When it comes to travel marketing, a few words can mean a lot. That’s why travel departments spend a lot of time coming up with a catchy campaign that tugs at the heart and appeals to people to experience their state.

Here are the three current marketing campaigns for South Dakota, North Dakota and Minnesota travel departments:

  •  “So Much South Dakota, So Little Time”: Hagen said he is constantly told by visitors that they are surprised by just how much there is to do in the state. He says he is told people have wished they would have allotted more time to stay. “We love that the state is surprising them when they get here and it is so much more than what they expected.”
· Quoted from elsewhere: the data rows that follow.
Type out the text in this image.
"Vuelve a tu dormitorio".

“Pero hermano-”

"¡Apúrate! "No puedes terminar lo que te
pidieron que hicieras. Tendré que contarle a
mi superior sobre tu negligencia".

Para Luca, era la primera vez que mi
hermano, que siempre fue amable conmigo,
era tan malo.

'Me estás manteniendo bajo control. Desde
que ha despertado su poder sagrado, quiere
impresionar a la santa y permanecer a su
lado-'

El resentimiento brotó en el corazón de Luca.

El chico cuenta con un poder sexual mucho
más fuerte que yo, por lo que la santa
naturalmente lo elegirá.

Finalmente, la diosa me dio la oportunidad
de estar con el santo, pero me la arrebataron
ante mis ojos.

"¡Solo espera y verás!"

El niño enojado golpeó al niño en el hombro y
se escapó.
  • “Enter your dream state.” (Minnesota): The theme, which was unveiled in 2022, embraces the idea that vacation stories get grander every time they are told, whether it be catching a big fish at a Minnesota lake or seeing the moon fill the entire sky at a state park. “The magic of the moment can sometimes be hard to put into words. After you take a trip, the memory of your trip gets more extravagant every time you think about it,” Barrett said. “There is a lot of magic in travel and a lot of wonder. … And it’s about entering your dream state when you travel in Minnesota.”
  • “Hello North Dakota”: The state’s new theme embraces the friendliness of its residents and the fact that a lot of potential visitors don’t know much about what the state has to offer. “We haven’t spent a ton of money educating people with what we have,” Otte Coleman said. “Hello, this is North Dakota. Come see us. We have super friendly people who are here to welcome you.”